Saturday, January 1, 2011

mission statement and a handful of reviews

i've decided recently for no reason in particular to attempt to watch every single criterion collection release. i know this makes me seem terribly, if not tragically so, hipster-ific. but: i'm resigned to my destiny. if nothing else, this will afford me the opportunity to see a few decent flicks.

so far (in the past week or so): i've watched five films. the following is a list of these films, accompanied by a brief review blurb.

revanche: german. understated (read: boring as hell). the film has a number of highly disturbing sex scenes involving ex cons and blubbery germans with moustaches. actually: there is only one mustachioed blubbery german ex con, but we see his unsightly dough-y physique so much that it feels like nothing else happens in the film. the film's one redemptive quality is the old man who plays the blubbery german ex con's father. i had trouble understanding exactly how this movie earned its prestigious (dubious?) honor as an official criterion title. apparently: the first first-run feature released by janus films (criterion's partner distribution company) in thirty years.

murmur of the heart: three-fourths of the movie is brilliant--an unflinching look at the strangeness of new-found adolescent sexual stirrings. then the director (louis malle) decided to become a freudian blowhard and ruin everything.

ratcatcher: i liked this m o v i e a lot. it's a scottish film. sparse dialogue. moody and atmospheric. somewhat perplexing, which i found refreshing. bleak.

amarcord: fellini. not his best, but not too bad, either. it had its moments.

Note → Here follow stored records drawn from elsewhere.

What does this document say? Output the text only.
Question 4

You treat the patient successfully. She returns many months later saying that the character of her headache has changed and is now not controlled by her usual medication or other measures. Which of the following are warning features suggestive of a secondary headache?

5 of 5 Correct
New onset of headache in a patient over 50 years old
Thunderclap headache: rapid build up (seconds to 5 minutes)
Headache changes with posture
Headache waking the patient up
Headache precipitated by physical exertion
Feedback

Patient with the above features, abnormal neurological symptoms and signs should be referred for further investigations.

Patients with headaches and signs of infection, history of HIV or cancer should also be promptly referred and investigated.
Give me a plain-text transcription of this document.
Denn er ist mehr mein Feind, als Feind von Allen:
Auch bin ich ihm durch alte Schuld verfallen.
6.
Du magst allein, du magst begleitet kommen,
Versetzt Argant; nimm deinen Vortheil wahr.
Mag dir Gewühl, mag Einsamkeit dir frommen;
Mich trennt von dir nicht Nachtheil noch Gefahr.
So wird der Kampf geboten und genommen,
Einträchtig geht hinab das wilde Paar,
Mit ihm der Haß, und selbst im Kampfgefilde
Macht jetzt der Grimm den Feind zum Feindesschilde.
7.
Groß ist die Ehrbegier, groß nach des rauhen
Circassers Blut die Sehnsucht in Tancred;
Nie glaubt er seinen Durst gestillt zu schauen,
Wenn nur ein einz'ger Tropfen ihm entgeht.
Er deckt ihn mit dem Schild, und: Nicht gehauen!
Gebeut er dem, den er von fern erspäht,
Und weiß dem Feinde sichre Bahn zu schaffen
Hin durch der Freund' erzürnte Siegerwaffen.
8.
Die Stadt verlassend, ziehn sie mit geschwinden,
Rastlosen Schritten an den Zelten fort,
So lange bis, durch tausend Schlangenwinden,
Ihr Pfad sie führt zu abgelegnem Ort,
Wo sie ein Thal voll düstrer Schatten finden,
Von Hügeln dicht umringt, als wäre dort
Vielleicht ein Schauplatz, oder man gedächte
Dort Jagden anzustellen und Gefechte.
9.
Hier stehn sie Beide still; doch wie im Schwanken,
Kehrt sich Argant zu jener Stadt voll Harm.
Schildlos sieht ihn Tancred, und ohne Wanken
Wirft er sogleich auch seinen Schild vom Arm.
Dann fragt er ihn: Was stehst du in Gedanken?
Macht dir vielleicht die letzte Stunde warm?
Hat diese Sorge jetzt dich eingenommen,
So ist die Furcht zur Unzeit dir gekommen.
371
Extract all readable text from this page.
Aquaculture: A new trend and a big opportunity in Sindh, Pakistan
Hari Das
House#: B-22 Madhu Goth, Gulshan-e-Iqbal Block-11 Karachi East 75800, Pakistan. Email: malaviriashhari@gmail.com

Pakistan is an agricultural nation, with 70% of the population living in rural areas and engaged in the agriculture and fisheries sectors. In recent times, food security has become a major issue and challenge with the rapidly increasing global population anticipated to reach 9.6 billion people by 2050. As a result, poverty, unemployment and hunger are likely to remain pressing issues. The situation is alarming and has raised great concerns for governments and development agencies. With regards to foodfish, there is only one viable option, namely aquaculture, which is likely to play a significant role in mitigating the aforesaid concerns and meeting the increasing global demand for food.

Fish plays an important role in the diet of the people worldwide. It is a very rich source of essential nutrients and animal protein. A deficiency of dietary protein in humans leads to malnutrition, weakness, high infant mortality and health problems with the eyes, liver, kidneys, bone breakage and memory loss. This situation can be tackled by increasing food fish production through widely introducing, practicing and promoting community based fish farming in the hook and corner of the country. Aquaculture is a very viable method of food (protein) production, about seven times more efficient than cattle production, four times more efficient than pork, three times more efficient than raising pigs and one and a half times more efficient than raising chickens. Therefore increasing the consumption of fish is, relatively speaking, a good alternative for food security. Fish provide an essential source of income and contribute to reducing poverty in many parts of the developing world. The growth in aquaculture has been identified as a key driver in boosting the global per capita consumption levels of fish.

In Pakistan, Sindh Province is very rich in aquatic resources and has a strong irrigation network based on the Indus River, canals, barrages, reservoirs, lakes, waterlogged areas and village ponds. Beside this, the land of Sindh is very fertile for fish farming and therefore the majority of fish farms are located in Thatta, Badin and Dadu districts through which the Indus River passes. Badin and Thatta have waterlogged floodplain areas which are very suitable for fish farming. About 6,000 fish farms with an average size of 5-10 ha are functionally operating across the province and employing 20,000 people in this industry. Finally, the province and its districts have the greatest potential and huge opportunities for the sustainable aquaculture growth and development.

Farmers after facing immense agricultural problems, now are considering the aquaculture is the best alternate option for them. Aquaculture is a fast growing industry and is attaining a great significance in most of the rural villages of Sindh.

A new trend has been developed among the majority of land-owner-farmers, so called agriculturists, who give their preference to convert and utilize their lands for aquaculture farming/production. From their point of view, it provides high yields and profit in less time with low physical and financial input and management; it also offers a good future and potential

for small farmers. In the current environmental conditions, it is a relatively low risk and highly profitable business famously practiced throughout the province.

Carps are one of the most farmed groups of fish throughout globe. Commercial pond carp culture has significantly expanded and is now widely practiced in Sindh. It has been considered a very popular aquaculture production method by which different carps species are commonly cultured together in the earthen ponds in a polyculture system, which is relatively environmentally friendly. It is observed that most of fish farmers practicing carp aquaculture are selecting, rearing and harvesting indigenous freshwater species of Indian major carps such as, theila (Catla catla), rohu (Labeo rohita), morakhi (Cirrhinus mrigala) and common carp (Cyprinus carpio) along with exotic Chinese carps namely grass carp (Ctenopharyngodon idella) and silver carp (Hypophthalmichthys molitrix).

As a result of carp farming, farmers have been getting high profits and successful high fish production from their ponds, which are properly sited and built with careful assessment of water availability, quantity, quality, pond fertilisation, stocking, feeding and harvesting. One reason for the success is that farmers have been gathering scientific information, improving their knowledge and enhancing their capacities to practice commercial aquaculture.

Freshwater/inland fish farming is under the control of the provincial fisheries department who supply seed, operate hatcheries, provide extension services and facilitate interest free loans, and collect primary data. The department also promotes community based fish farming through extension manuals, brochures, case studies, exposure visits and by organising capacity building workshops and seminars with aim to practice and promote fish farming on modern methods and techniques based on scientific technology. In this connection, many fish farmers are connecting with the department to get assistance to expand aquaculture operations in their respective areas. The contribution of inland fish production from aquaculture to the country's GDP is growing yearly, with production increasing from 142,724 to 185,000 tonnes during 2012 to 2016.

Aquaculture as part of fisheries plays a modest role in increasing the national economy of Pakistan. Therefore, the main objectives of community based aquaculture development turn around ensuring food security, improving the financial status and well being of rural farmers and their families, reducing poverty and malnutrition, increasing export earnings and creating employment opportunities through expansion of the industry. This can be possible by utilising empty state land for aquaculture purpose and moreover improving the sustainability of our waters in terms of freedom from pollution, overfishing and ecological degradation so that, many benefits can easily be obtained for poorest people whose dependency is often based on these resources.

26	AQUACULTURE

jeux interdits: kristen had me watch this. it was very good. war-time melodrama, but insanely romantic at the same time. the epitome of depressing foreign art-films.

paris, texas: thus far, my favorite (of the films i've seen recently). the film is gorgeous. stunning light and set-design. a great story, told in an interesting way (unraveling slowly but never too sluggishly--just enough to keep the viewer engaged). the movie every slow-burning indie film tries to be. like revanche but better because it allows itself to stew in its own mythology.